Monday, January 31, 2011

I am an American by choice



If you were born here, you don’t really have an idea what that means


The accident of the place you were born doesn’t leave you much choice…you are born there and that is that. But in the migrations and the political upheavals people have to move around. Some even do it seeking financial improvements and that is not looked upon as noble as one who comes to America searching for freedom and to embrace the principles which this country was founded.

My parents brought me to America as a fourteen year old. I didn’t have much a say in that either. As I adapted and became familiar with the culture; I became impressed with the noble purpose of the creation of America by the Founding Fathers. The idea of equality, participatory democracy and the pursuit of happiness was to me an awesome concept.

I was also very admiring of the fact that this is a nation of laws. Anarchy to me was much too fresh in my young mind as I saw my country deteriorate and the fabric of society crumble. I was experiencing in America the total opposite of my homeland and I liked it.

Unlike my peers who had not experienced any hardships due to politics gone wrong; I had that fire in my belly to participate, to become informed and to become an American. I even began to volunteer in Los Angeles for the campaign to elect Barry Goldwater President. At the time I still had a blindfold over my eyes as to the motivations and the underlying ideology of the Republican Party. I did notice that as a Latino I just didn’t see very many of my Hispanic brothers in the Republican Party. I noticed too that there were very few blacks. I found it suspect but because I was under the impression that the Republicans were staunch anti-communists I would be more at home there.

I was so much a hawk, a warmonger that I was in favor of the Vietnam War. Although I must admit I couldn’t understand why the U.S. would fight that war and tolerate a communist regime 90 miles from its shores. The “domino theory” that was the talking point then would also apply to Cuba, would it not? And it did…Cuba got itself involved in every imaginable conflict in Latin America and even obtained some limited success in Nicaragua and El Salvador while creating a headache for Latin American governments from the Mexican border to Patagonia…and giving America a veritable pain in the ass; some of the dominoes did fall.

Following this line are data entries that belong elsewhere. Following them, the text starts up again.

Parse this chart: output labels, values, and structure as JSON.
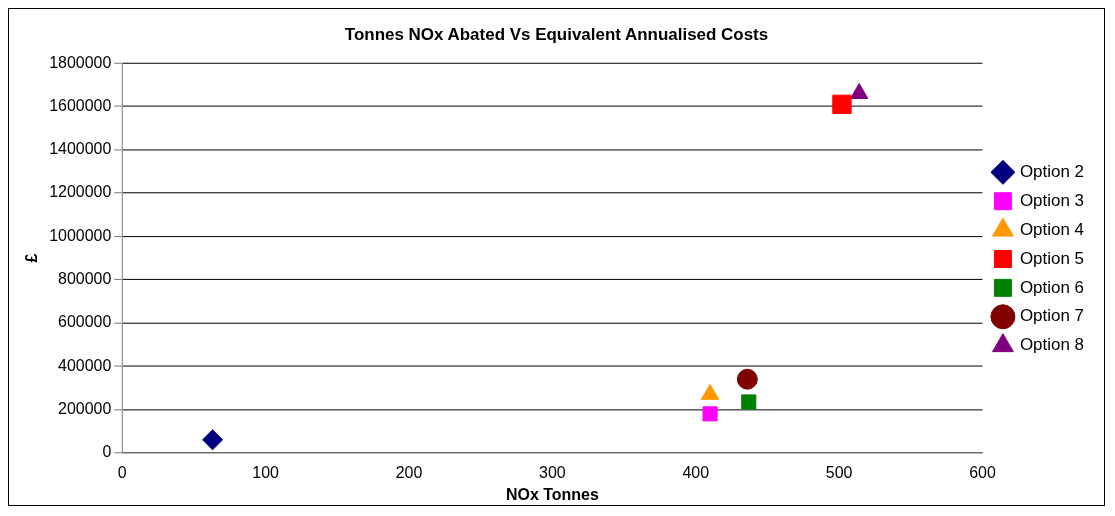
{
  "chart_data": {
    "type": "scatter",
    "title": "Tonnes NOx Abated Vs Equivalent Annualised Costs",
    "xlabel": "NOx Tonnes",
    "ylabel": "£",
    "xlim": [
      0,
      600
    ],
    "xticks": [
      0,
      100,
      200,
      300,
      400,
      500,
      600
    ],
    "ylim": [
      0,
      1800000
    ],
    "yticks": [
      0,
      200000,
      400000,
      600000,
      800000,
      1000000,
      1200000,
      1400000,
      1600000,
      1800000
    ],
    "grid": "y",
    "legend": "right",
    "series": [
      {
        "name": "Option 2",
        "color": "#000080",
        "marker": "diamond",
        "x": [
          63
        ],
        "values": [
          60000
        ]
      },
      {
        "name": "Option 3",
        "color": "#ff00ff",
        "marker": "square",
        "x": [
          410
        ],
        "values": [
          180000
        ]
      },
      {
        "name": "Option 4",
        "color": "#ff9900",
        "marker": "triangle",
        "x": [
          410
        ],
        "values": [
          270000
        ]
      },
      {
        "name": "Option 5",
        "color": "#ff0000",
        "marker": "square",
        "x": [
          502
        ],
        "values": [
          1610000
        ]
      },
      {
        "name": "Option 6",
        "color": "#008000",
        "marker": "square",
        "x": [
          437
        ],
        "values": [
          235000
        ]
      },
      {
        "name": "Option 7",
        "color": "#800000",
        "marker": "circle",
        "x": [
          436
        ],
        "values": [
          340000
        ]
      },
      {
        "name": "Option 8",
        "color": "#800080",
        "marker": "triangle",
        "x": [
          514
        ],
        "values": [
          1660000
        ]
      }
    ]
  }
}
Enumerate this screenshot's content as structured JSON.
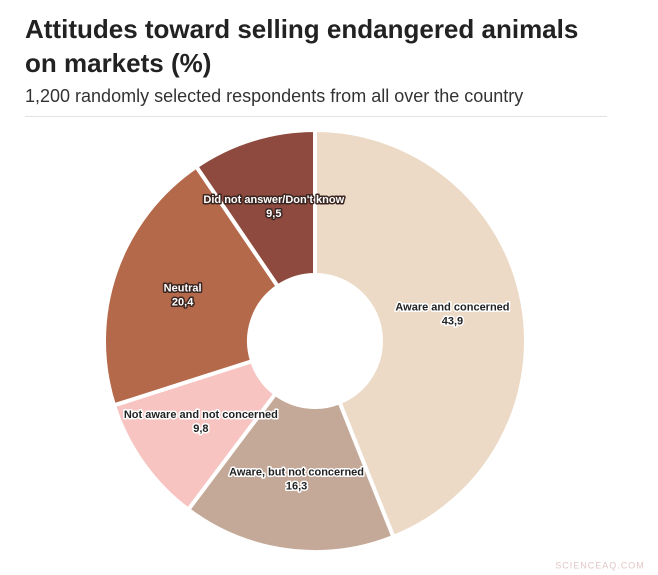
{
  "chart_data": {
    "type": "donut",
    "title": "Attitudes toward selling endangered animals on markets (%)",
    "subtitle": "1,200 randomly selected respondents from all over the country",
    "categories": [
      "Aware and concerned",
      "Aware, but not concerned",
      "Not aware and not concerned",
      "Neutral",
      "Did not answer/Don't know"
    ],
    "values": [
      43.9,
      16.3,
      9.8,
      20.4,
      9.5
    ],
    "value_labels": [
      "43,9",
      "16,3",
      "9,8",
      "20,4",
      "9,5"
    ],
    "colors": [
      "#ecdac6",
      "#c4a898",
      "#f7c4c2",
      "#b5694b",
      "#8e4a3e"
    ],
    "watermark": "SCIENCEAQ.COM"
  }
}
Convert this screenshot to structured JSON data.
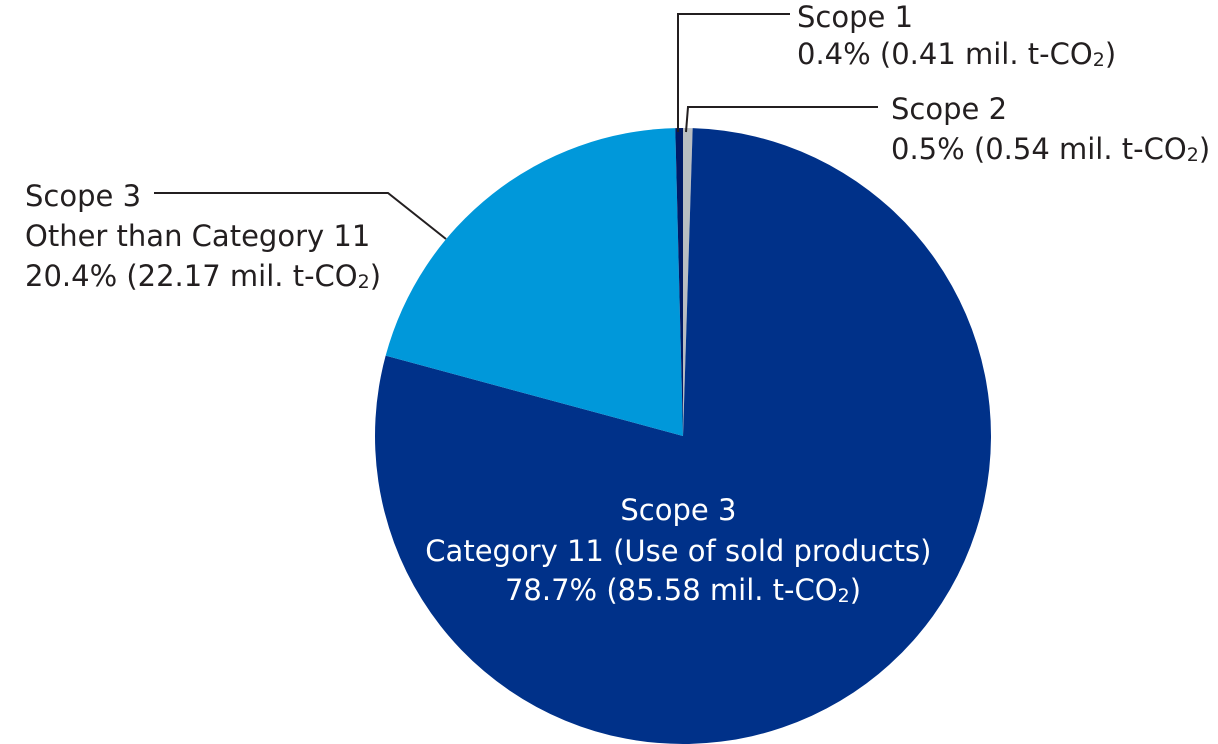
{
  "chart_data": {
    "type": "pie",
    "start_angle_deg": 0,
    "direction": "clockwise",
    "slices": [
      {
        "key": "scope2",
        "lines": [
          "Scope 2",
          "0.5% (0.54 mil. t-CO",
          "2",
          ")"
        ],
        "percent": 0.5,
        "value": 0.54,
        "unit": "mil. t-CO2",
        "color": "#b9bdc1"
      },
      {
        "key": "scope3_cat11",
        "lines": [
          "Scope 3",
          "Category 11 (Use of sold products)",
          "78.7% (85.58 mil. t-CO",
          "2",
          ")"
        ],
        "percent": 78.7,
        "value": 85.58,
        "unit": "mil. t-CO2",
        "color": "#003189"
      },
      {
        "key": "scope3_other",
        "lines": [
          "Scope 3",
          "Other than Category 11",
          "20.4% (22.17 mil. t-CO",
          "2",
          ")"
        ],
        "percent": 20.4,
        "value": 22.17,
        "unit": "mil. t-CO2",
        "color": "#0098da"
      },
      {
        "key": "scope1",
        "lines": [
          "Scope 1",
          "0.4% (0.41 mil. t-CO",
          "2",
          ")"
        ],
        "percent": 0.4,
        "value": 0.41,
        "unit": "mil. t-CO2",
        "color": "#001a66"
      }
    ],
    "legend": "none"
  }
}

It wasn’t until I was in my second year of college that I began to question some of my set of beliefs and American politics in general. On a personal level I noticed that no matter what I did, how well I did it and how hard I worked I was still not respected. Those just deserts never would come my way.

Kent State happened and I was horrified at the thought that American students would actually be murdered by the military while exercising their right of free speech. It started to become clear that the Viet Nam war was immoral and that we were there not for the reasons that our government claimed. By the same token; I was kind of irritated by those who would label us “hippie-communists”, traitors and unpatriotic because we opposed the Vietnam War.

I graduated from college and then it hit me like a ton of bricks. As long as I was cleaning floors, waiting on tables and even cleaning bedpans at a hospital; some Americans, a lot of them actually, had no beef with me; but the minute that I began to compete in the marketplace, entered the job market and tried to get ahead that is when I met all kinds of glass ceilings. No, I am not going to go into details because I would need four or five pages to enumerate all the instances I was discriminated. But curiously, all those situations for some reason or another always involved a recalcitrant Republican who didn’t give a hill of beans about me and what I could contribute to his company. I felt as if the Statue of Liberty had been hit by lightning.